If you’re a Hadoop user, you’ll know just how good a tool it is in providing actionable information and analytics not only on large amounts of unstructured data sets, but also on big structured data sets, particularly the way it finds information that other systems would not trace and the speed with which it trawls through such huge amounts of data; and users don’t necessarily need to know the outcome they are looking for – Hadoop does that for them, and finds relationships that you wouldn’t know existed!
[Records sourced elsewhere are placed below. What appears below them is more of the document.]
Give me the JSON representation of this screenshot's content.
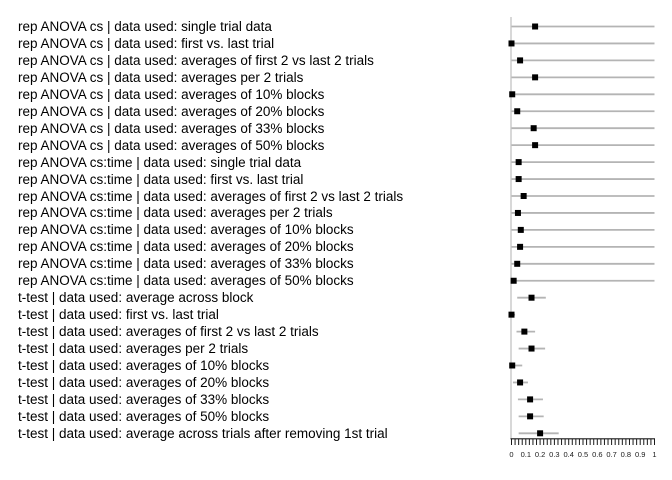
{
  "chart_data": {
    "type": "scatter",
    "subtype": "forest-dot-plot-with-error-bars",
    "title": "",
    "xlabel": "",
    "ylabel": "",
    "legend": "none",
    "grid": "off",
    "x_axis": {
      "range": [
        0,
        1
      ],
      "tick_labels": [
        "0",
        "0.1",
        "0.2",
        "0.3",
        "0.4",
        "0.5",
        "0.6",
        "0.7",
        "0.8",
        "0.9",
        "1"
      ],
      "major_tick_step": 0.1,
      "minor_tick_step": 0.025
    },
    "rows": [
      {
        "label": "rep ANOVA cs | data used: single trial data",
        "group": "rep ANOVA cs",
        "value": 0.165,
        "ci": [
          0,
          1
        ]
      },
      {
        "label": "rep ANOVA cs | data used: first vs. last trial",
        "group": "rep ANOVA cs",
        "value": 0.0,
        "ci": [
          0,
          1
        ]
      },
      {
        "label": "rep ANOVA cs | data used: averages of first 2 vs last 2 trials",
        "group": "rep ANOVA cs",
        "value": 0.06,
        "ci": [
          0,
          1
        ]
      },
      {
        "label": "rep ANOVA cs | data used: averages per 2 trials",
        "group": "rep ANOVA cs",
        "value": 0.165,
        "ci": [
          0,
          1
        ]
      },
      {
        "label": "rep ANOVA cs | data used: averages of 10% blocks",
        "group": "rep ANOVA cs",
        "value": 0.005,
        "ci": [
          0,
          1
        ]
      },
      {
        "label": "rep ANOVA cs | data used: averages of 20% blocks",
        "group": "rep ANOVA cs",
        "value": 0.04,
        "ci": [
          0,
          1
        ]
      },
      {
        "label": "rep ANOVA cs | data used: averages of 33% blocks",
        "group": "rep ANOVA cs",
        "value": 0.155,
        "ci": [
          0,
          1
        ]
      },
      {
        "label": "rep ANOVA cs | data used: averages of 50% blocks",
        "group": "rep ANOVA cs",
        "value": 0.165,
        "ci": [
          0,
          1
        ]
      },
      {
        "label": "rep ANOVA cs:time | data used: single trial data",
        "group": "rep ANOVA cs:time",
        "value": 0.05,
        "ci": [
          0,
          1
        ]
      },
      {
        "label": "rep ANOVA cs:time | data used: first vs. last trial",
        "group": "rep ANOVA cs:time",
        "value": 0.05,
        "ci": [
          0,
          1
        ]
      },
      {
        "label": "rep ANOVA cs:time | data used: averages of first 2 vs last 2 trials",
        "group": "rep ANOVA cs:time",
        "value": 0.085,
        "ci": [
          0,
          1
        ]
      },
      {
        "label": "rep ANOVA cs:time | data used: averages per 2 trials",
        "group": "rep ANOVA cs:time",
        "value": 0.045,
        "ci": [
          0,
          1
        ]
      },
      {
        "label": "rep ANOVA cs:time | data used: averages of 10% blocks",
        "group": "rep ANOVA cs:time",
        "value": 0.065,
        "ci": [
          0,
          1
        ]
      },
      {
        "label": "rep ANOVA cs:time | data used: averages of 20% blocks",
        "group": "rep ANOVA cs:time",
        "value": 0.06,
        "ci": [
          0,
          1
        ]
      },
      {
        "label": "rep ANOVA cs:time | data used: averages of 33% blocks",
        "group": "rep ANOVA cs:time",
        "value": 0.04,
        "ci": [
          0,
          1
        ]
      },
      {
        "label": "rep ANOVA cs:time | data used: averages of 50% blocks",
        "group": "rep ANOVA cs:time",
        "value": 0.015,
        "ci": [
          0,
          1
        ]
      },
      {
        "label": "t-test | data used: average across block",
        "group": "t-test",
        "value": 0.14,
        "ci": [
          0.04,
          0.24
        ]
      },
      {
        "label": "t-test | data used: first vs. last trial",
        "group": "t-test",
        "value": 0.0,
        "ci": [
          -0.01,
          0.025
        ]
      },
      {
        "label": "t-test | data used: averages of first 2 vs last 2 trials",
        "group": "t-test",
        "value": 0.09,
        "ci": [
          0.035,
          0.165
        ]
      },
      {
        "label": "t-test | data used: averages per 2 trials",
        "group": "t-test",
        "value": 0.14,
        "ci": [
          0.05,
          0.235
        ]
      },
      {
        "label": "t-test | data used: averages of 10% blocks",
        "group": "t-test",
        "value": 0.005,
        "ci": [
          -0.01,
          0.075
        ]
      },
      {
        "label": "t-test | data used: averages of 20% blocks",
        "group": "t-test",
        "value": 0.06,
        "ci": [
          0.01,
          0.115
        ]
      },
      {
        "label": "t-test | data used: averages of 33% blocks",
        "group": "t-test",
        "value": 0.13,
        "ci": [
          0.045,
          0.22
        ]
      },
      {
        "label": "t-test | data used: averages of 50% blocks",
        "group": "t-test",
        "value": 0.13,
        "ci": [
          0.05,
          0.225
        ]
      },
      {
        "label": "t-test | data used: average across trials after removing 1st trial",
        "group": "t-test",
        "value": 0.2,
        "ci": [
          0.05,
          0.33
        ]
      }
    ],
    "colors": {
      "marker": "#000000",
      "interval_line": "#b4b4b4",
      "axis_line": "#c8c8c8",
      "tick_color": "#1a1a1a",
      "text": "#000000"
    }
  }
}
Hadoop uses the MapReduce framework to analyse and recognise batches from large data sets and assigns them to cluster nodes within a short space of time, and their Hadoop Distributed File System (HDFS) to link the cluster nodes into one, sometimes enormous, file system. So, I hear you ask, where does private cloud storage come into the equation? Well, Hadoop is suffering from three major issues – node failure, the amount of storage space it consumes, and data migration. And this is where private cloud storage can help.
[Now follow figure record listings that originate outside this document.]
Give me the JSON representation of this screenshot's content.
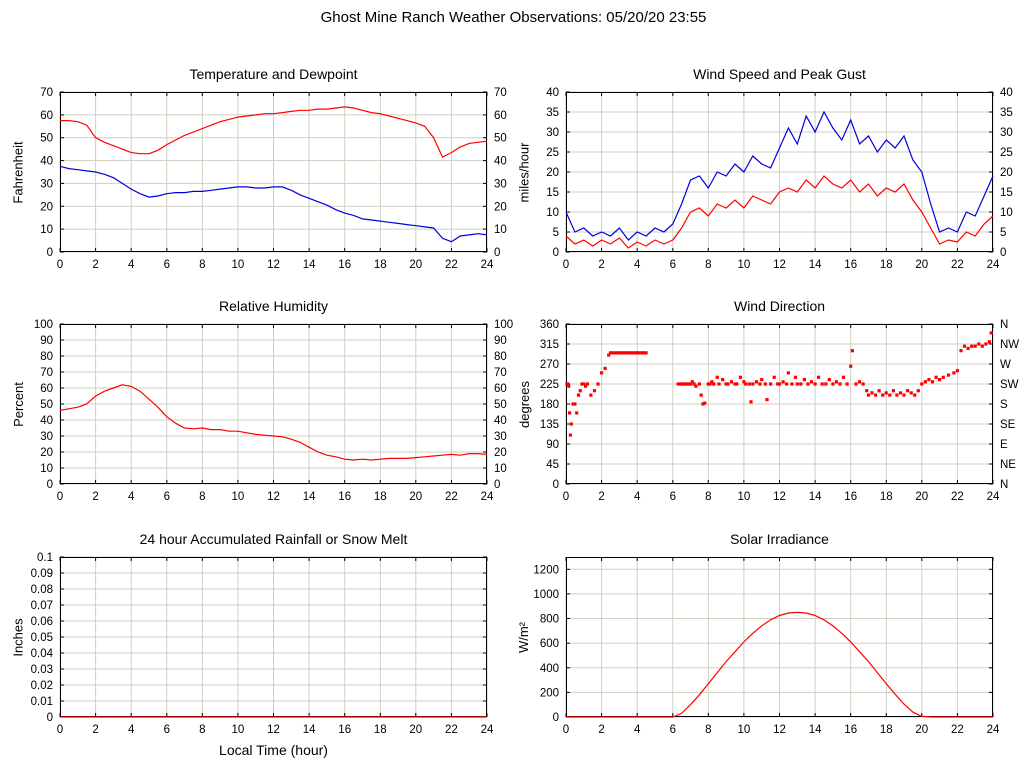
{
  "page_title": "Ghost Mine Ranch Weather Observations: 05/20/20 23:55",
  "colors": {
    "red": "#ff0000",
    "blue": "#0000dd",
    "grid": "#cfcfc0",
    "axis": "#000000",
    "background": "#ffffff"
  },
  "x_axis": {
    "min": 0,
    "max": 24,
    "ticks": [
      0,
      2,
      4,
      6,
      8,
      10,
      12,
      14,
      16,
      18,
      20,
      22,
      24
    ],
    "label": "Local Time (hour)"
  },
  "chart_data": [
    {
      "type": "line",
      "title": "Temperature and Dewpoint",
      "ylabel": "Fahrenheit",
      "ylim": [
        0,
        70
      ],
      "yticks": [
        0,
        10,
        20,
        30,
        40,
        50,
        60,
        70
      ],
      "mirror_right": true,
      "series": [
        {
          "name": "Temperature",
          "color": "red",
          "xstart": 0,
          "xstep": 0.5,
          "y": [
            57.5,
            57.5,
            57,
            55.5,
            50,
            48,
            46.5,
            45,
            43.5,
            43,
            43,
            44.5,
            47,
            49,
            51,
            52.5,
            54,
            55.5,
            57,
            58,
            59,
            59.5,
            60,
            60.5,
            60.5,
            61,
            61.5,
            62,
            62,
            62.5,
            62.5,
            63,
            63.5,
            63,
            62,
            61,
            60.5,
            59.5,
            58.5,
            57.5,
            56.5,
            55,
            50,
            41.5,
            43.5,
            46,
            47.5,
            48,
            48.5
          ]
        },
        {
          "name": "Dewpoint",
          "color": "blue",
          "xstart": 0,
          "xstep": 0.5,
          "y": [
            37.5,
            36.5,
            36,
            35.5,
            35,
            34,
            32.5,
            30,
            27.5,
            25.5,
            24,
            24.5,
            25.5,
            26,
            26,
            26.5,
            26.5,
            27,
            27.5,
            28,
            28.5,
            28.5,
            28,
            28,
            28.5,
            28.5,
            27,
            25,
            23.5,
            22,
            20.5,
            18.5,
            17,
            16,
            14.5,
            14,
            13.5,
            13,
            12.5,
            12,
            11.5,
            11,
            10.5,
            6,
            4.5,
            7,
            7.5,
            8,
            7.5
          ]
        }
      ]
    },
    {
      "type": "line",
      "title": "Wind Speed and Peak Gust",
      "ylabel": "miles/hour",
      "ylim": [
        0,
        40
      ],
      "yticks": [
        0,
        5,
        10,
        15,
        20,
        25,
        30,
        35,
        40
      ],
      "mirror_right": true,
      "series": [
        {
          "name": "Peak Gust",
          "color": "blue",
          "xstart": 0,
          "xstep": 0.5,
          "y": [
            10,
            5,
            6,
            4,
            5,
            4,
            6,
            3,
            5,
            4,
            6,
            5,
            7,
            12,
            18,
            19,
            16,
            20,
            19,
            22,
            20,
            24,
            22,
            21,
            26,
            31,
            27,
            34,
            30,
            35,
            31,
            28,
            33,
            27,
            29,
            25,
            28,
            26,
            29,
            23,
            20,
            12,
            5,
            6,
            5,
            10,
            9,
            14,
            19
          ]
        },
        {
          "name": "Wind Speed",
          "color": "red",
          "xstart": 0,
          "xstep": 0.5,
          "y": [
            4,
            2,
            3,
            1.5,
            3,
            2,
            3.5,
            1,
            2.5,
            1.5,
            3,
            2,
            3,
            6,
            10,
            11,
            9,
            12,
            11,
            13,
            11,
            14,
            13,
            12,
            15,
            16,
            15,
            18,
            16,
            19,
            17,
            16,
            18,
            15,
            17,
            14,
            16,
            15,
            17,
            13,
            10,
            6,
            2,
            3,
            2.5,
            5,
            4,
            7,
            9
          ]
        }
      ]
    },
    {
      "type": "line",
      "title": "Relative Humidity",
      "ylabel": "Percent",
      "ylim": [
        0,
        100
      ],
      "yticks": [
        0,
        10,
        20,
        30,
        40,
        50,
        60,
        70,
        80,
        90,
        100
      ],
      "mirror_right": true,
      "series": [
        {
          "name": "Relative Humidity",
          "color": "red",
          "xstart": 0,
          "xstep": 0.5,
          "y": [
            46,
            47,
            48,
            50,
            55,
            58,
            60,
            62,
            61,
            58,
            53,
            48,
            42,
            38,
            35,
            34.5,
            35,
            34,
            34,
            33,
            33,
            32,
            31,
            30.5,
            30,
            29.5,
            28,
            26,
            23,
            20,
            18,
            17,
            15.5,
            15,
            15.5,
            15,
            15.5,
            16,
            16,
            16,
            16.5,
            17,
            17.5,
            18,
            18.5,
            18,
            19,
            19,
            18.5
          ]
        }
      ]
    },
    {
      "type": "scatter",
      "title": "Wind Direction",
      "ylabel": "degrees",
      "ylim": [
        0,
        360
      ],
      "yticks": [
        0,
        45,
        90,
        135,
        180,
        225,
        270,
        315,
        360
      ],
      "mirror_right": false,
      "yticks_right": [
        {
          "v": 0,
          "l": "N"
        },
        {
          "v": 45,
          "l": "NE"
        },
        {
          "v": 90,
          "l": "E"
        },
        {
          "v": 135,
          "l": "SE"
        },
        {
          "v": 180,
          "l": "S"
        },
        {
          "v": 225,
          "l": "SW"
        },
        {
          "v": 270,
          "l": "W"
        },
        {
          "v": 315,
          "l": "NW"
        },
        {
          "v": 360,
          "l": "N"
        }
      ],
      "series": [
        {
          "name": "Wind Direction",
          "color": "red",
          "points": [
            [
              0.05,
              225
            ],
            [
              0.1,
              225
            ],
            [
              0.15,
              220
            ],
            [
              0.2,
              160
            ],
            [
              0.25,
              110
            ],
            [
              0.3,
              135
            ],
            [
              0.4,
              180
            ],
            [
              0.5,
              180
            ],
            [
              0.6,
              160
            ],
            [
              0.7,
              200
            ],
            [
              0.8,
              210
            ],
            [
              0.9,
              225
            ],
            [
              1.0,
              225
            ],
            [
              1.1,
              220
            ],
            [
              1.2,
              225
            ],
            [
              1.4,
              200
            ],
            [
              1.6,
              210
            ],
            [
              1.8,
              225
            ],
            [
              2.0,
              250
            ],
            [
              2.2,
              260
            ],
            [
              2.4,
              290
            ],
            [
              2.5,
              295
            ],
            [
              2.6,
              295
            ],
            [
              2.7,
              295
            ],
            [
              2.8,
              295
            ],
            [
              2.9,
              295
            ],
            [
              3.0,
              295
            ],
            [
              3.1,
              295
            ],
            [
              3.2,
              295
            ],
            [
              3.3,
              295
            ],
            [
              3.4,
              295
            ],
            [
              3.5,
              295
            ],
            [
              3.6,
              295
            ],
            [
              3.7,
              295
            ],
            [
              3.8,
              295
            ],
            [
              3.9,
              295
            ],
            [
              4.0,
              295
            ],
            [
              4.1,
              295
            ],
            [
              4.2,
              295
            ],
            [
              4.3,
              295
            ],
            [
              4.4,
              295
            ],
            [
              4.5,
              295
            ],
            [
              6.3,
              225
            ],
            [
              6.4,
              225
            ],
            [
              6.5,
              225
            ],
            [
              6.6,
              225
            ],
            [
              6.7,
              225
            ],
            [
              6.8,
              225
            ],
            [
              6.9,
              225
            ],
            [
              7.0,
              225
            ],
            [
              7.1,
              230
            ],
            [
              7.2,
              225
            ],
            [
              7.3,
              220
            ],
            [
              7.5,
              225
            ],
            [
              7.6,
              200
            ],
            [
              7.7,
              180
            ],
            [
              7.8,
              182
            ],
            [
              8.0,
              225
            ],
            [
              8.1,
              225
            ],
            [
              8.2,
              230
            ],
            [
              8.3,
              225
            ],
            [
              8.5,
              240
            ],
            [
              8.6,
              225
            ],
            [
              8.8,
              235
            ],
            [
              9.0,
              225
            ],
            [
              9.1,
              225
            ],
            [
              9.3,
              230
            ],
            [
              9.5,
              225
            ],
            [
              9.6,
              225
            ],
            [
              9.8,
              240
            ],
            [
              10.0,
              230
            ],
            [
              10.1,
              225
            ],
            [
              10.3,
              225
            ],
            [
              10.4,
              185
            ],
            [
              10.5,
              225
            ],
            [
              10.7,
              230
            ],
            [
              10.9,
              225
            ],
            [
              11.0,
              235
            ],
            [
              11.2,
              225
            ],
            [
              11.3,
              190
            ],
            [
              11.5,
              225
            ],
            [
              11.7,
              240
            ],
            [
              11.9,
              225
            ],
            [
              12.0,
              225
            ],
            [
              12.2,
              230
            ],
            [
              12.4,
              225
            ],
            [
              12.5,
              250
            ],
            [
              12.7,
              225
            ],
            [
              12.9,
              240
            ],
            [
              13.0,
              225
            ],
            [
              13.2,
              225
            ],
            [
              13.4,
              235
            ],
            [
              13.6,
              225
            ],
            [
              13.8,
              230
            ],
            [
              14.0,
              225
            ],
            [
              14.2,
              240
            ],
            [
              14.4,
              225
            ],
            [
              14.6,
              225
            ],
            [
              14.8,
              235
            ],
            [
              15.0,
              225
            ],
            [
              15.2,
              230
            ],
            [
              15.4,
              225
            ],
            [
              15.6,
              240
            ],
            [
              15.8,
              225
            ],
            [
              16.0,
              265
            ],
            [
              16.1,
              300
            ],
            [
              16.3,
              225
            ],
            [
              16.5,
              230
            ],
            [
              16.7,
              225
            ],
            [
              16.9,
              210
            ],
            [
              17.0,
              200
            ],
            [
              17.2,
              205
            ],
            [
              17.4,
              200
            ],
            [
              17.6,
              210
            ],
            [
              17.8,
              200
            ],
            [
              18.0,
              205
            ],
            [
              18.2,
              200
            ],
            [
              18.4,
              210
            ],
            [
              18.6,
              200
            ],
            [
              18.8,
              205
            ],
            [
              19.0,
              200
            ],
            [
              19.2,
              210
            ],
            [
              19.4,
              205
            ],
            [
              19.6,
              200
            ],
            [
              19.8,
              210
            ],
            [
              20.0,
              225
            ],
            [
              20.2,
              230
            ],
            [
              20.4,
              235
            ],
            [
              20.6,
              230
            ],
            [
              20.8,
              240
            ],
            [
              21.0,
              235
            ],
            [
              21.2,
              240
            ],
            [
              21.5,
              245
            ],
            [
              21.8,
              250
            ],
            [
              22.0,
              255
            ],
            [
              22.2,
              300
            ],
            [
              22.4,
              310
            ],
            [
              22.6,
              305
            ],
            [
              22.8,
              310
            ],
            [
              23.0,
              310
            ],
            [
              23.2,
              315
            ],
            [
              23.4,
              310
            ],
            [
              23.6,
              315
            ],
            [
              23.8,
              320
            ],
            [
              23.9,
              340
            ]
          ]
        }
      ]
    },
    {
      "type": "line",
      "title": "24 hour Accumulated Rainfall or Snow Melt",
      "ylabel": "Inches",
      "ylim": [
        0,
        0.1
      ],
      "yticks": [
        0,
        0.01,
        0.02,
        0.03,
        0.04,
        0.05,
        0.06,
        0.07,
        0.08,
        0.09,
        0.1
      ],
      "mirror_right": false,
      "series": [
        {
          "name": "Rainfall",
          "color": "red",
          "xstart": 0,
          "xstep": 24,
          "y": [
            0,
            0
          ]
        }
      ]
    },
    {
      "type": "line",
      "title": "Solar Irradiance",
      "ylabel": "W/m²",
      "ylim": [
        0,
        1300
      ],
      "yticks": [
        0,
        200,
        400,
        600,
        800,
        1000,
        1200
      ],
      "mirror_right": false,
      "series": [
        {
          "name": "Solar Irradiance",
          "color": "red",
          "xstart": 0,
          "xstep": 0.5,
          "y": [
            0,
            0,
            0,
            0,
            0,
            0,
            0,
            0,
            0,
            0,
            0,
            0,
            0,
            30,
            100,
            180,
            270,
            360,
            450,
            530,
            610,
            680,
            740,
            790,
            825,
            845,
            850,
            845,
            825,
            790,
            740,
            680,
            610,
            530,
            450,
            360,
            270,
            185,
            105,
            40,
            5,
            0,
            0,
            0,
            0,
            0,
            0,
            0,
            0
          ]
        }
      ]
    }
  ]
}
The fact that HDFS is such a resilient file system is without doubt; the fact that NameNode, its only failure point that lessens Hadoop’s availability, is also without doubt is more worrying. Should HDFS NameNode clusters that utilise HBase (interactive) workloads, real time extract, transform and load, or batch processing workflows suffer an outage, it is a serious issue and downtime occurs, which has a knock-on effect on productivity and usability. Whilst the problem is being worked on and will hopefully be resolved in the release of Hadoop 2.0 later in 2013, private cloud storage providers, such as V-Series, NetApp FAS, Cleversafe Dispersed Storage and EMC Isilon, have found a solution to the problem using their storage capabilities.
Another bigger issue is the fact that due to Hadoop making at least two or three copies of the data batches, which admittedly makes the solution far more resilient, it also takes up three times as much storage space, even if you are using cheap server storage! This storage not only takes up floor and rack space, but also uses an exorbitant amount of power and cooling, but Cleversafe has provided a solution by eliminating the multiple copies of data using dispersed storage erasure coding via a HDFS interface. This dispersed storage technology allows an order of magnitude that is higher in resilience that the standard form of HDFS, and uses as much as 60% less storage space!
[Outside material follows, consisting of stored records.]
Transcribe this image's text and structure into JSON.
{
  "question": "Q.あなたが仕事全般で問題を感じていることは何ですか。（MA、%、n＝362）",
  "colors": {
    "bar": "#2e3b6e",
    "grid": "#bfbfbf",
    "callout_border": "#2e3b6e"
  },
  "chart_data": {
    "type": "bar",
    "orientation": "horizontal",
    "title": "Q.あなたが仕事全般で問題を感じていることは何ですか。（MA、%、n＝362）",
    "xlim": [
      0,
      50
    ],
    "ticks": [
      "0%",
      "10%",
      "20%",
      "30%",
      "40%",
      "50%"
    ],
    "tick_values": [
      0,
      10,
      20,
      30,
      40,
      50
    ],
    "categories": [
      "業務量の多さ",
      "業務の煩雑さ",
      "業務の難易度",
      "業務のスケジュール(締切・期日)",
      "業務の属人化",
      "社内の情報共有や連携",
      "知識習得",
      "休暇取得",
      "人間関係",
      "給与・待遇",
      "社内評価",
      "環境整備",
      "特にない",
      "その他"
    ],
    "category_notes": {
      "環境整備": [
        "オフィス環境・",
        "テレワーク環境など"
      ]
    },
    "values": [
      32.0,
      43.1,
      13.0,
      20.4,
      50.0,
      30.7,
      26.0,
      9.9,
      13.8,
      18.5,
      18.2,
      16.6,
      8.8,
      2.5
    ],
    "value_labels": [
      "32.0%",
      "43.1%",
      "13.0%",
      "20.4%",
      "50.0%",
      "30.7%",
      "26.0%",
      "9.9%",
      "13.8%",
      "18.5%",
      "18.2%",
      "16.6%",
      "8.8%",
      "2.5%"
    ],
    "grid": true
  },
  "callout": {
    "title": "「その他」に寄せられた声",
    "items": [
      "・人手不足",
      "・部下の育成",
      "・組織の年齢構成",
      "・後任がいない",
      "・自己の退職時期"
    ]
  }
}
Hadoop, in order to process collected data, migrates the data to a Hadoop cluster. Now, whilst this doesn’t take much time (obviously depending on the size of the data to be analysed and processed!), it still is an element of the process that has to be carried out. Enter EMC Isilon who has found a way to cut out this part of the process. EMC Isilon are able to represent CIFS or NFS (SMB1 or SMB2) data sitting in an Isilon storage cluster as HDFS, or outside the Hadoop cluster if necessary, thereby eliminating the need to migrate data.
Until Hadoop and Apache are able to solve these three major usability issues with the release of version 2.0, private cloud storage is able to provide an alternative solution that effectively makes Hadoop the principal player in analysing big data sets.